2. Abdülhamid'in torunu: Parlamenter sistem canımıza yetti!

2. Abdülhamid'in torunu: Parlamenter sistem canımıza yetti!

Sultan 2. Abdülhamid'in torunu Nilhan Osmanoğlu, Meclis'ten geçerek referandum sürecine giren ve partili cumhurbaşkanlığı sistemini öngören anayasa değişikliği teklifiyle ilgili olarak “Kılıçdaroğlu diyor ya, 'Neyinize yetmedi parlamenter sistem' diye. Bizim canımıza yetti parlamenter sistem artık" görüşünü dile getirdi.

Hürriyet'te yer alan habere göre;  Sultan 2. Abdulhamid Han’ın 5. kuşak torunu Nilhan Osmanoğlu konulu İstanbul Gaziosmanpaşa Meydanı'nda “Torununun Dilinden Kösem Sultan” adlı konferansa katıldı.
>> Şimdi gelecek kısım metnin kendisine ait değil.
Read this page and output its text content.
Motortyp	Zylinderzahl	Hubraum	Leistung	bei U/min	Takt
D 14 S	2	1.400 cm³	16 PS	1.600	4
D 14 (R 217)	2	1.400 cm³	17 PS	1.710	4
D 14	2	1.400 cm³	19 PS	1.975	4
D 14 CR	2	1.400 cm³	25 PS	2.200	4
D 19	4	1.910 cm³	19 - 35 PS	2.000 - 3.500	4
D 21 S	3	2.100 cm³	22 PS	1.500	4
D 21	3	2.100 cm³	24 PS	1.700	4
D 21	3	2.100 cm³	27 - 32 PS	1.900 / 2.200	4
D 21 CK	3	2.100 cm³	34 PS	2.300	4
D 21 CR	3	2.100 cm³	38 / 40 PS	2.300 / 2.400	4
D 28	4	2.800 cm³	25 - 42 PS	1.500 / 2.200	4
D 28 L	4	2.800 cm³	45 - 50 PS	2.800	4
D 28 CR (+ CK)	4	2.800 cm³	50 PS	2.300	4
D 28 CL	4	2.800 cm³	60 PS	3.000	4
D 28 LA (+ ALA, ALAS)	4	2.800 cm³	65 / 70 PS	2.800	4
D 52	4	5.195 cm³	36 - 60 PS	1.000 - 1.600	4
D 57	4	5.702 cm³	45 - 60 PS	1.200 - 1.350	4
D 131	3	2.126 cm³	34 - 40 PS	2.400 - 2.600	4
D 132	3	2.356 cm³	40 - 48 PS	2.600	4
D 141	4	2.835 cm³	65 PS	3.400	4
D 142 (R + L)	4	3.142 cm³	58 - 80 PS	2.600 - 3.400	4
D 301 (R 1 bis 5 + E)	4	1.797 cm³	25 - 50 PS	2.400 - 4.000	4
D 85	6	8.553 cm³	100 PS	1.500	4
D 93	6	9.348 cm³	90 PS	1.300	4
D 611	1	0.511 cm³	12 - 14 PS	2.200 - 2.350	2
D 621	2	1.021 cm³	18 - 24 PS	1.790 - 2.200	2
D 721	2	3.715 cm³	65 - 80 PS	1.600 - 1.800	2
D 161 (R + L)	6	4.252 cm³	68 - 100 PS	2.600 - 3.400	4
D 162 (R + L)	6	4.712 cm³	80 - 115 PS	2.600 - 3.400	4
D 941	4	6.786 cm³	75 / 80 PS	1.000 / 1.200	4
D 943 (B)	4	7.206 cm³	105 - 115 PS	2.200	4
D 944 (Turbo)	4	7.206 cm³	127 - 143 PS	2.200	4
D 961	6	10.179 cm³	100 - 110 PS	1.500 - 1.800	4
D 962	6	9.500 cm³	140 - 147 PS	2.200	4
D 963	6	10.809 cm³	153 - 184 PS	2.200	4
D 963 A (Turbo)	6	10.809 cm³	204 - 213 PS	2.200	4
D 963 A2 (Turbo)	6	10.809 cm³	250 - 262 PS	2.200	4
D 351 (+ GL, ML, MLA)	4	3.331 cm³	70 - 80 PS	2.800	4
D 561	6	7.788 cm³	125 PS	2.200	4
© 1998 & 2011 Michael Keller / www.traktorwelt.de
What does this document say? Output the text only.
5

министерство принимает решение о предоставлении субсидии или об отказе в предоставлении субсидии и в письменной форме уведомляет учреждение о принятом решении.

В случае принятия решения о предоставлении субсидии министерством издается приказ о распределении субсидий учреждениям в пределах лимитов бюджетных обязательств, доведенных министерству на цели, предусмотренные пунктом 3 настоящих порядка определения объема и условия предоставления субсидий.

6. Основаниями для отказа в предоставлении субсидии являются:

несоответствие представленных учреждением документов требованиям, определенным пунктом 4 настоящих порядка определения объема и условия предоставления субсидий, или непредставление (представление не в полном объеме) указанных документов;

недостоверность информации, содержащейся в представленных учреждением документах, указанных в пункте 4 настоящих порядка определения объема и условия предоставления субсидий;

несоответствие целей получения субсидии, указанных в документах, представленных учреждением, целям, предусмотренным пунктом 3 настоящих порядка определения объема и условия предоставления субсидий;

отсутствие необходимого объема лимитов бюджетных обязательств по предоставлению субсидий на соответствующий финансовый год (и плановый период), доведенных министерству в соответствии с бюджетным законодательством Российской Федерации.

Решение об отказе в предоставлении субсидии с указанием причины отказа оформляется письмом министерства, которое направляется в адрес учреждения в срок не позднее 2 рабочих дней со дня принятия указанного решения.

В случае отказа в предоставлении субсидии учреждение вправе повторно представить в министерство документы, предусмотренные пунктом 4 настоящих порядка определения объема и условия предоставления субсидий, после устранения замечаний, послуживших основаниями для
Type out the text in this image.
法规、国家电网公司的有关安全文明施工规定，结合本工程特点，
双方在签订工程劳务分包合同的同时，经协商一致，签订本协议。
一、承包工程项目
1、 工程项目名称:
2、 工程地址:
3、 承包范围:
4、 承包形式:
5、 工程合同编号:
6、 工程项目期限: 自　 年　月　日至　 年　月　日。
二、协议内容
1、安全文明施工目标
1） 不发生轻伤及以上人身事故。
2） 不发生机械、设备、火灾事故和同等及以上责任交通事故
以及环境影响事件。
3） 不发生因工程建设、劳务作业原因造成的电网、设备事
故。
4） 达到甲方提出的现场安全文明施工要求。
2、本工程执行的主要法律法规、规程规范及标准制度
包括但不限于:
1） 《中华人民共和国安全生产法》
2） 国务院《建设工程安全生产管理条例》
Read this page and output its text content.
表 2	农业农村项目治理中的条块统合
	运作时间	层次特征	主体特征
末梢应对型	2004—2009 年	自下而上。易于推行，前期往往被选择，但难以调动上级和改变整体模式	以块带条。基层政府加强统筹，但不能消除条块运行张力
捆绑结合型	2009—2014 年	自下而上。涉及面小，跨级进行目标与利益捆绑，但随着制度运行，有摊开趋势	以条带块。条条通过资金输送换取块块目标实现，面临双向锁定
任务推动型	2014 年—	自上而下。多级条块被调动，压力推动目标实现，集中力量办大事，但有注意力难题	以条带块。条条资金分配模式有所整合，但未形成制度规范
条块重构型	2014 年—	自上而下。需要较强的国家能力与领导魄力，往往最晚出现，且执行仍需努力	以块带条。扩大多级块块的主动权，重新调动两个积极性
Sosyal medyadaki 'evet' kampanyasına katılan ve "Cumhurbaşkanımızı Sultan Abdülhamid Han'ın yalnızlığına bırakmamak için evet diyorum" diyen Osmanoğlu, parlamenter sistemin dava adamı olarak öne çıkanlara engel olduğunu savundu.

Osmanoğlu şöyle konuştu:

“Benim oyum tabi ki ‘evet’ten yana oldu. Bunun birçok sebebi var. Parlamenter sistemin benim değerlerime, benim dava adamı gördüğüm kişilere hep zarar verdiğini düşünüyorum. Örneklendirecek olursak Adnan Menderes ve dava arkadaşları parlamenter sistem yüzünden asılmadılar mı? Bu şekilde şehit edildiler. Darbeler bu dönemde yapıldı. Kenan Evren, 'Bir sağdan bir soldan astık' dediğinde o gençler bu parlamenter sistem yüzünden gittiler. Sonrasında rahmetli Turgut Özal, Çankaya Köşkü’ne bu parlamenter sistem yüzünden hapsedilmedi mi? Zehirlendiğinde yardıma koşacak ambulans dahi gidemedi. Birçok örnek verebiliriz bununla ilgili. Parlamenter sistemde yaşadığımız zorluklarla ilgili birçok örnek verebiliriz. Cumhurbaşkanımız okuduğu şiir yüzünden siyasi yasaklı hale gelmedi mi? İmam Hatipler kapatıldı, başörtülü kızlarımızı yerlerde sürüklediler. Bu parlamenter sistem yüzünden. Bu mu demokratik ülke? Kılıçdaroğlu diyor ya, 'Neyinize yetmedi parlamenter sistem' diye. Bizim canımıza yetti parlamenter sistem artık. O yüzden biz başkanlık sistemine evet diyoruz” 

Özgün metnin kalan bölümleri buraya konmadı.